Tobias Blanke
Department ofDigital Humanities
Kings College London
United Kingdom
Biography
"Tobias is a Reader in Social and Cultural Informatics in the Department of Digital Humanities and director of the European Digital Research Infrastructure for the Arts and Humanities (DARIAH). He leads and manages large international interdisciplinary research initiatives and teaches at both undergraduate and postgraduate levels. Currently, he works on the development of novel teaching approaches in digital methods and big data to understand culture and society. Tobias is engaged in a broad portfolio of research spanning big data and its implications for culture and society, the study and science of data, information and knowledge practices and new environments to study cultural and society. He has been heavily involved with research collaborations with other disciplines within King’s and internationally. Tobias has a mixed academic background both in philosophy and computer science, with a PhD from the Free University of Berlin on the concept of evil and a PhD from the University of Glasgow in Computing Science on the theoretical evaluation of XML retrieval using Situation Theory. He has authored numerous papers as well as books in a range of fields on the intersection of cultural and social research and computer science. His work has won several prizes at major international conferences including best paper awards. In 2012, he was a Visiting Professor at the Göttingen Centre for Digital Humanities. Prior to joining King’s in 2007, Tobias worked at Credit Suisse in the city of London as a lead analyst and developer in a data warehouse, at Free University Berlin and several smaller media companies in Berlin. Since joining academia, Tobias has taken leadership roles in multi-disciplinary research projects in excess of £4M worth of funding for King’s College London, coming from the European Commission, EPSRC, JISC, the Germany Ministry of Research and Education and the AHRC."
Research Interest
"Tobias has played a leading role on several multi-disciplinary research projects. His interests are social and cultural informatics, dedicated to the critical understanding of the digital transformation of culture and society and the key role of information in it. Social and cultural informatics theorise this role and develops the digital methods and devices that support this study. Tobias works with a research team trying to teach computers to understand expressions of culture and society; a long-term goal which we are still far away from.
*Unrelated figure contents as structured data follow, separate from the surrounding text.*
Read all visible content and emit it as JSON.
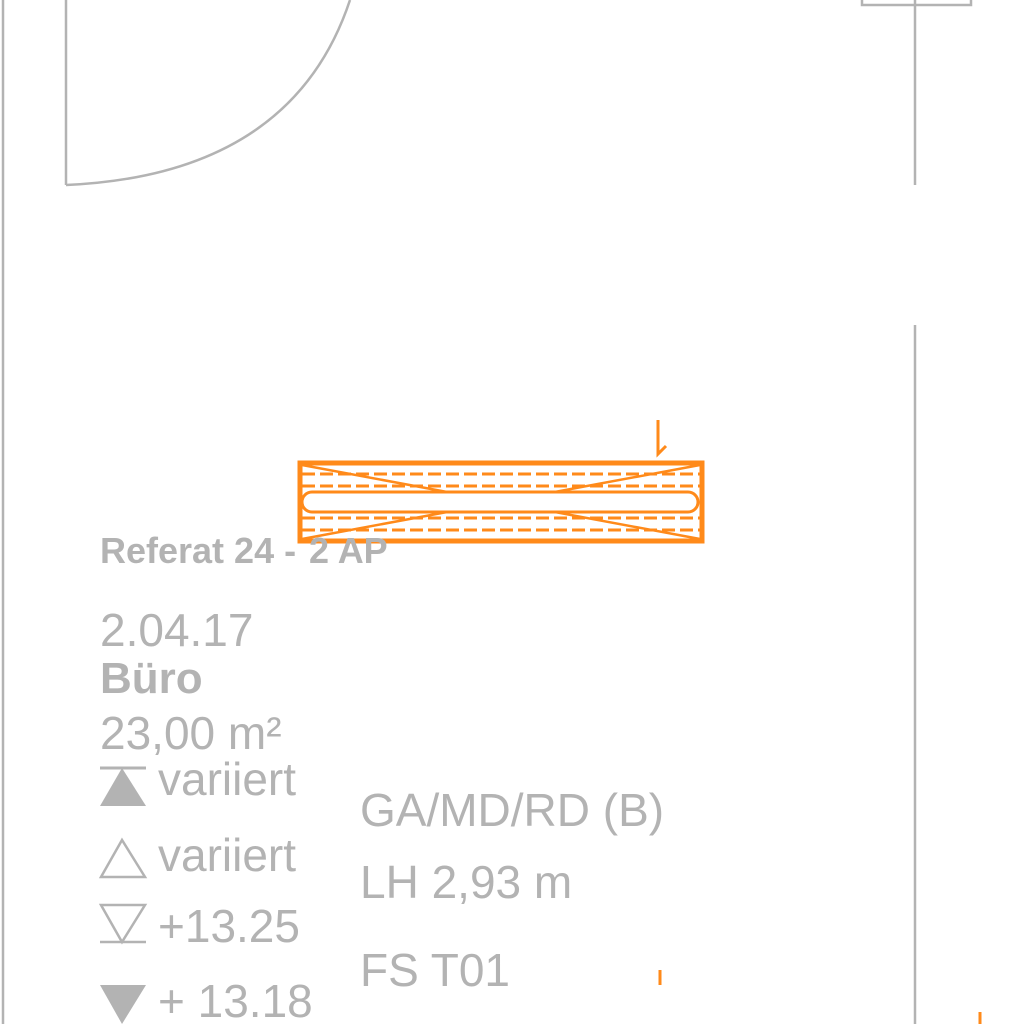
{
  "room": {
    "department": "Referat 24 - ",
    "workplaces": "2 AP",
    "number": "2.04.17",
    "name": "Büro",
    "area": "23,00 m²"
  },
  "levels": {
    "top_filled": "variiert",
    "top_outline": "variiert",
    "bottom_outline": "+13.25",
    "bottom_filled": "+ 13.18"
  },
  "finish": {
    "code": "GA/MD/RD (B)",
    "clear_height": "LH 2,93 m",
    "fire_code": "FS T01"
  },
  "colors": {
    "line": "#b3b3b3",
    "accent": "#ff8a1a"
  }
}
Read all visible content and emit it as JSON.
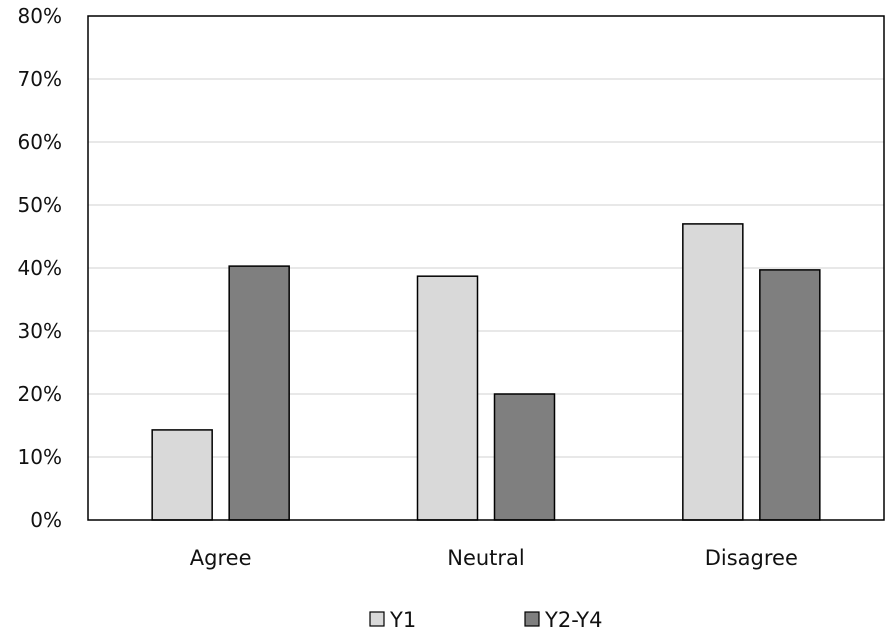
{
  "chart_data": {
    "type": "bar",
    "categories": [
      "Agree",
      "Neutral",
      "Disagree"
    ],
    "series": [
      {
        "name": "Y1",
        "values": [
          14.3,
          38.7,
          47.0
        ],
        "color": "#d9d9d9"
      },
      {
        "name": "Y2-Y4",
        "values": [
          40.3,
          20.0,
          39.7
        ],
        "color": "#7f7f7f"
      }
    ],
    "y_ticks": [
      "0%",
      "10%",
      "20%",
      "30%",
      "40%",
      "50%",
      "60%",
      "70%",
      "80%"
    ],
    "ylim": [
      0,
      80
    ],
    "grid": true,
    "legend_position": "bottom",
    "colors": {
      "grid": "#d9d9d9",
      "axis": "#000000",
      "bar_outline": "#000000"
    }
  }
}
Recently completed research includes work on open digital methods, social and cultural analytics, virtual research environments, graph databases, semantically enriched and intelligent digital content and the limitations of text analytics for historical corpora. Tobias has just published a new book The Digital Asset Ecosystem offering a new perspective on the collaboration between humans and computers in global digital workflows and socio-technical assemblages of humans and computers (crowds and clouds). Sage’s Big Data and Society have done a Bookcast about the book. Tobias welcomes the opportunity to supervise PhD students who want to pursue projects that relate to his broad interests."